In the first of a series of posts about Poul Henningsen (PH), PH Magazine explores further the life of the designer, the inspiration behind his furniture creations and their legacy.
Poul Henningsen (1894 / 1967) began to design furniture as early as the 1919 and from this very early stage it was clear that PH thought differently to the designers who had crafted the aesthetic world in to which he was born. A trained architect, PH’s inspirations were often closer to home than the drawing board or the workshop and driven by resolving practical problems of product and design rather than intellectual theories.
One of PH’s first significant designs was the PH Dressing Table, created when PH was in his early twenties, simply because he wanted to create a piece of furniture that improved upon the heavy designs available at the the time. He created a piece of furniture that gives the illusion of being light and unobtrusive of appearance while being strong and practical.
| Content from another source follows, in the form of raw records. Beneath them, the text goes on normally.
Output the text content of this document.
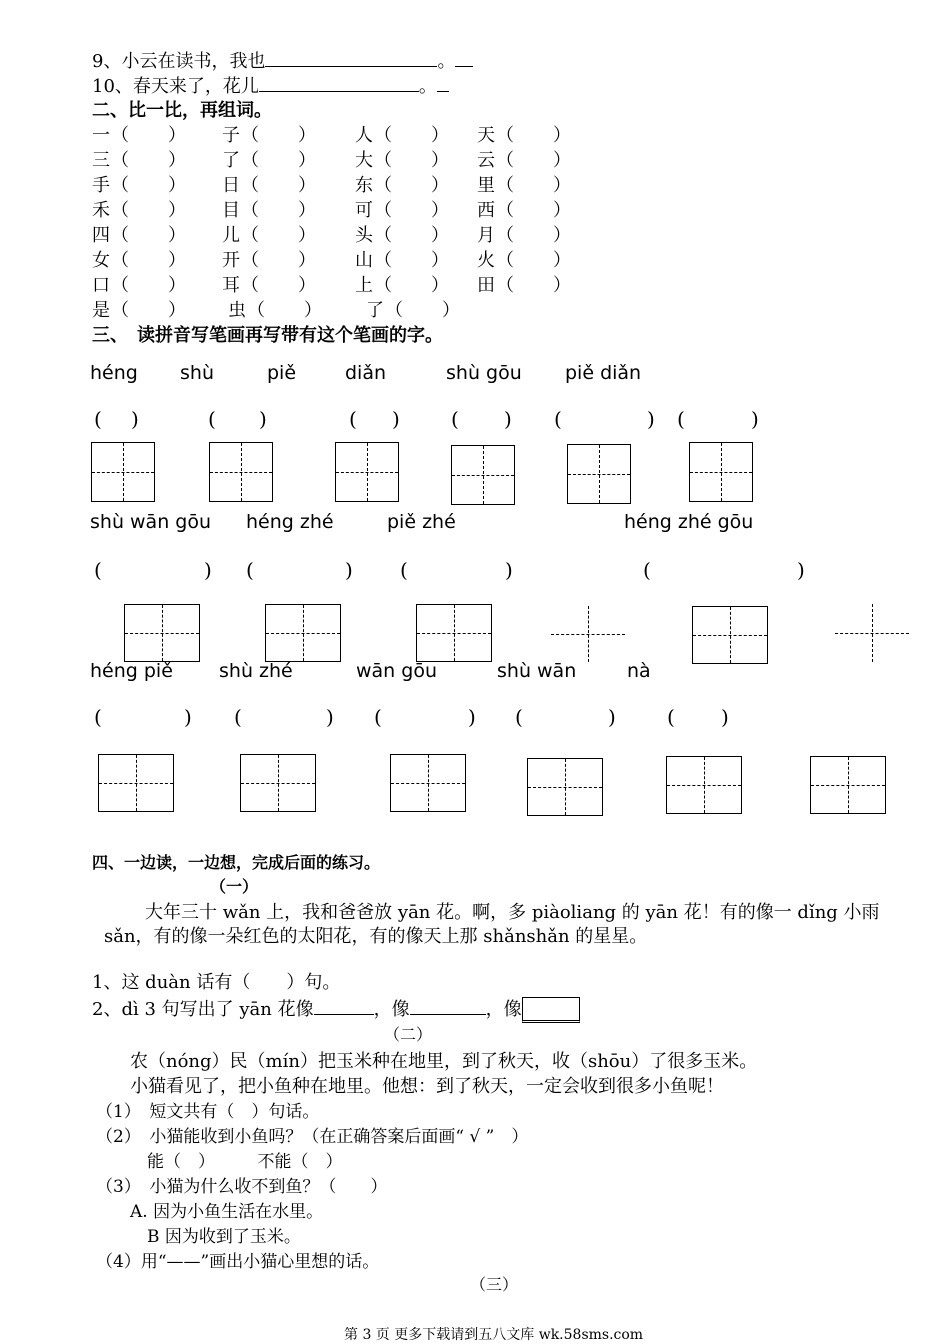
9、小云在读书，我也	。
10、春天来了，花儿	。
二、比一比，再组词。
一（　　） 子（　　） 人（　　） 天（　　）
三（　　） 了（　　） 大（　　） 云（　　）
手（　　） 日（　　） 东（　　） 里（　　）
禾（　　） 目（　　） 可（　　） 西（　　）
四（　　） 儿（　　） 头（　　） 月（　　）
女（　　） 开（　　） 山（　　） 火（　　）
口（　　） 耳（　　） 上（　　） 田（　　）
是（　　） 虫（　　） 了（　　）
三、　读拼音写笔画再写带有这个笔画的字。
héng shù	piě	diǎn	shù gōu piě diǎn
( )	( )	( )	( ) (	) (	)
shù wān gōu héng zhé	piě zhé	héng zhé gōu
(	) (	) (	)	(	)
héng piě shù zhé	wān gōu	shù wān	nà
(	) (	) (	) (	)	( )
四、一边读，一边想，完成后面的练习。
（一）
大年三十 wǎn 上，我和爸爸放 yān 花。啊，多 piàoliang 的 yān 花！有的像一 dǐng 小雨
sǎn，有的像一朵红色的太阳花，有的像天上那 shǎnshǎn 的星星。
1、这 duàn 话有（　　）句。
2、dì 3 句写出了 yān 花像	，像	，像
（二）
农（nóng）民（mín）把玉米种在地里，到了秋天，收（shōu）了很多玉米。
小猫看见了，把小鱼种在地里。他想：到了秋天，一定会收到很多小鱼呢！
（1）　短文共有（　）句话。
（2）　小猫能收到小鱼吗？（在正确答案后面画“ √ ”　）
　　　能（　）　　　不能（　）
（3）　小猫为什么收不到鱼？（　　）
　　A. 因为小鱼生活在水里。
　　　B 因为收到了玉米。
（4）用“——”画出小猫心里想的话。
（三）
第 3 页 更多下载请到五八文库 wk.58sms.com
Henningsen’s Dressing Table is an item that even today fits seamlessly in to many interior environments.
At the time PH was working prolifically on reinventing furniture and lighting designs in the 1920s and 1930s, it could be said that he was part of a movement of similarly progressive architects and designers who considered that traditional methodologies of building and home design could be improved upon. This shift in attitude among forward thinking designers can be seen as early at the 1920s, when Kaare Klint designed a piano that was made of natural wood rather than the black gloss finish traditionally expected of a grand piano, so that it would appear more cohesive with other furniture in the room and also other musical instruments made of wood. PH continued this theme one step further with his 1931 PH Grand Piano design, when he questioned the need for the wooden casing found on grand pianos and decided it was altogether unnecessary. Liberated from it’s wooden box, PH’s Grand Piano design allows us to see inside the instrument as far as the very beating heart of hammers on strings, enabling the audience to experience music more authentically than ever before. PH’s Grand Piano is still as progressive viewed from a twenty-first century perspective as it was in the 1930s and the productions of the design currently produced by PH Pianos continue to be highly desirable for this reason.
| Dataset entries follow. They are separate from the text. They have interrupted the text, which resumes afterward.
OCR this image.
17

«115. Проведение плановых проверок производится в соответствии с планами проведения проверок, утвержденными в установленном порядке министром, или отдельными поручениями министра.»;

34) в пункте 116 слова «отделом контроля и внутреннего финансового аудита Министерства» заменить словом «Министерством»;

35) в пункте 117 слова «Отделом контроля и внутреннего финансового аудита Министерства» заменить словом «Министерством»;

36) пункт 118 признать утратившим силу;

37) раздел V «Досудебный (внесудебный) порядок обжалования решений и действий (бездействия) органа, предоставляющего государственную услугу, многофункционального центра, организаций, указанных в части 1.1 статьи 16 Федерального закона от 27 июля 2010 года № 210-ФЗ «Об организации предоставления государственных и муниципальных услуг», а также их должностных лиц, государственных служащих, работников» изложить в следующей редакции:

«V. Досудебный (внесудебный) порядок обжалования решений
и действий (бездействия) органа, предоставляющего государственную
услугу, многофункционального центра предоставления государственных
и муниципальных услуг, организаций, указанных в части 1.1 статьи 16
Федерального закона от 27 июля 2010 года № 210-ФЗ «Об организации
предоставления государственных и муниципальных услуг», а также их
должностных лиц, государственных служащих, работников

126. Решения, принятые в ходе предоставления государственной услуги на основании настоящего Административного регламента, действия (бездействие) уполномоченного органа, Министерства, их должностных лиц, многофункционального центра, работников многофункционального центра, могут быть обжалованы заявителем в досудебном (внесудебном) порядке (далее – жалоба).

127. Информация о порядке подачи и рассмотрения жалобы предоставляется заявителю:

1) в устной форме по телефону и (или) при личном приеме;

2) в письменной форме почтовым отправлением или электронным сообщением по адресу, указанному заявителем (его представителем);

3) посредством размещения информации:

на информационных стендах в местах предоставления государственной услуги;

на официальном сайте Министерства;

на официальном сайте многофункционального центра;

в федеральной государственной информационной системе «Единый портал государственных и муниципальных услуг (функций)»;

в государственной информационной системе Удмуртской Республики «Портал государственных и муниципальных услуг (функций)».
In synergy with the German Bauhaus movement of the 1920s and 1930s, Poul Henningsen approached design from the perspective that the issues of function and practicality must be addressed before aesthetics are to be considered and that aesthetics would then almost take care of themselves. Henningsen once said ‘There is no other way to create art than to penetrate deeper and deeper into material. Form is a given in a perfect mastery of the material’. PH believed that form must always follow function.
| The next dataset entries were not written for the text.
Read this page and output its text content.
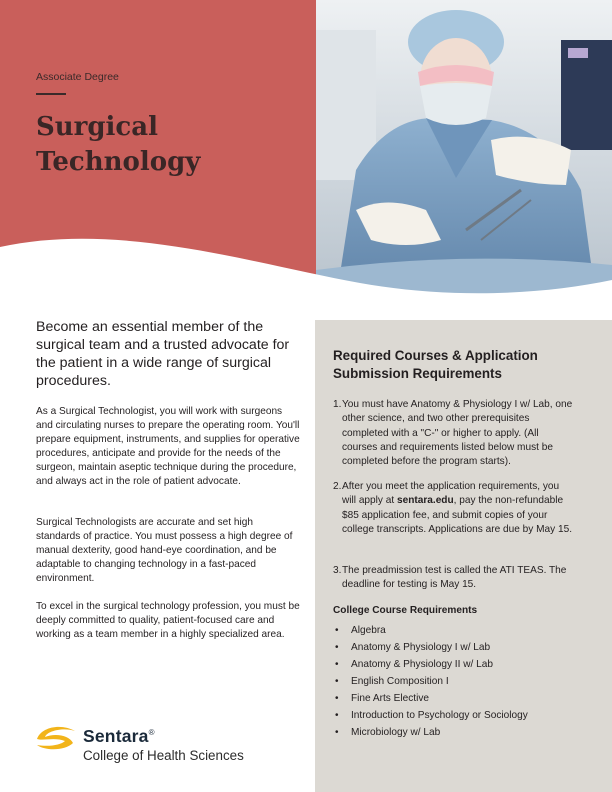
Associate Degree
Surgical Technology

Become an essential member of the surgical team and a trusted advocate for the patient in a wide range of surgical procedures.

As a Surgical Technologist, you will work with surgeons and circulating nurses to prepare the operating room. You'll prepare equipment, instruments, and supplies for operative procedures, anticipate and provide for the needs of the surgeon, maintain aseptic technique during the procedure, and always act in the role of patient advocate.

Surgical Technologists are accurate and set high standards of practice. You must possess a high degree of manual dexterity, good hand-eye coordination, and be adaptable to changing technology in a fast-paced environment.

To excel in the surgical technology profession, you must be deeply committed to quality, patient-focused care and working as a team member in a highly specialized area.

Required Courses & Application Submission Requirements
1. You must have Anatomy & Physiology I w/ Lab, one other science, and two other prerequisites completed with a "C-" or higher to apply. (All courses and requirements listed below must be completed before the program starts).
2. After you meet the application requirements, you will apply at sentara.edu, pay the non-refundable $85 application fee, and submit copies of your college transcripts. Applications are due by May 15.
3. The preadmission test is called the ATI TEAS. The deadline for testing is May 15.
College Course Requirements
• Algebra
• Anatomy & Physiology I w/ Lab
• Anatomy & Physiology II w/ Lab
• English Composition I
• Fine Arts Elective
• Introduction to Psychology or Sociology
• Microbiology w/ Lab
Sentara®
College of Health Sciences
By focussing on selecting materials best suited to achieving the practical goals of his designs and setting himself free from the ideas of what furniture ‘should’ look like, PH was able to be truly groundbreaking. When PH unveiled his tubular steel furniture designs in 1932 at Denmark’s leading national industrial fair, they were considered by many at the time to be avant-garde, radical designs. Viewed from a contemporary perspective today we can see that PH’s tubular steel PH Snake Chair, PH Snake Stool, PH Chair, PH Pope Chair and PH Lounge Chair are durable, practical and beautiful.
In many ways, in the 1930s, PH’s mindset was simply ahead of it’s time: we can consider that his way of thinking now sits at the very heart of what can be classed as quintessentially brilliant Danish Design. Poul Henningsen’s designs can be thought of as Danish Design Classics even though these furniture pieces have never before been available to purchase in the contemporary furniture market.